NISSAN GT-R NISMO GT3 主要スペック

  • 出展車両名:NISSAN GT-R NISMO GT3
  • ベース車両名:日産 GT-R
  • ベース車名型式:ニッサン DBA-R35
  • 公道走行不可
  • メーカー希望小売価格(消費税込):36,750,000円

サイズ・重量

  • 全長:4,780mm
  • 全幅:2,036mm
  • ホイールベース:2,780mm
  • トレッド(前):1,675mm
  • トレッド(後):1,680mm
  • 車両重量:1,300kg※FIAが決定する性能調整による変動あり

フロントのカナード装着と、フロントフェンダーのルーバー大型化によりダウンフォースを増加させている。

2013年モデルではカナードが追加された。

大型化されたフロントフェンダーのルーバー。

また、フロントのダウンフォースが増加したため、前後の空力バランスを取るためにリアウイングの取り付け位置も変更された。

エンジン

  • 型式:VR38DETT
  • 排気量:3,799cc
  • 最高出力:405kw以上/6,500rpm(550ps以上/6,500rpm)
    ※FIAが決定する性能調整による変動あり
  • 最大トルク:637N・m以上/5,000rpm(65.0kgf-m以上/5,000rpm)
    ※FIAが決定する性能調整による変動あり

エンジン本体は市販車と同じエンジンが使用されており、組み立ても市販車のエンジンと同じく日産横浜工場で行われている。
レースでは常識とされる重量合わせやバルブすり合わせなどの加工も一切行っていない。

本体内部の部品は2012年モデルではすべて市販車と同一であったが、2013年モデルでは出力と燃費を向上させるためのカムの変更と、耐久性向上のためのコンロッドの強化が行われている。

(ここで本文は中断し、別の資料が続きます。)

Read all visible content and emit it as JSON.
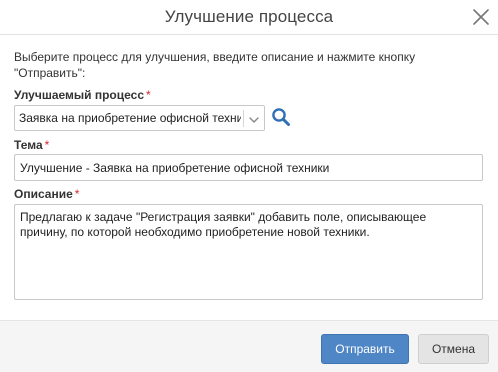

特筆すべきは、コンロッドの軽量化をしていないということ。

通常、コンロッドを耐久性向上のために強化する場合は、同時にレスポンス向上のための軽量化をすることが多い。
しかし、コンロッドの軽量化を行うとバランスを取るためにピストンやクランクシャフトまで変更が必要となり、開発コストが増加してしまう。
そのため軽量化は行わず、純正品と同じ重量で強化品を製作したという。

ターボチャージャーは市販車の「GT-R Spec.V」用純正品が使用されている。

駆動系・足回り

  • クラッチ:5.5”メタル4プレート
  • トランスミッション型式:6速シーケンシャル
  • ブレーキ(前):6ピストンキャリパー/ベンチレーテッドスチールディスク
  • ブレーキ(後):4ピストンキャリパー/ベンチレーテッドスチールディスク
  • サスペンション(前):ダブルウィッシュボーン式独立懸架
  • サスペンション(後):マルチリンク式独立懸架
  • 駆動方式:2WD(FR)
  • ホイール(前) :13.0J×18
  • ホイール(後):13.0J×18
  • タイア(前):330/710-18
  • タイア(後):330/710-18

トランスミッションは市販車の6速デュアルクラッチからレース用の6速シーケンシャルへ、駆動方式はGT3規則により4輪駆動から2輪駆動へと変更されている。

ゴン太の余計なひとこと

価格が3,675万円と聞くと高価だと感じられるかもしれないが、GT1規則のGT-Rが6,500万円だったと言われていることを考えると、レースカーとしては破格の安さであることが分かる。

ニスモによると申し込み多数の場合は選考を行って購入者を決めるそうだが、たとえレースに出なくても手元に置いて、休日にサーキットを走らせてみたいものである。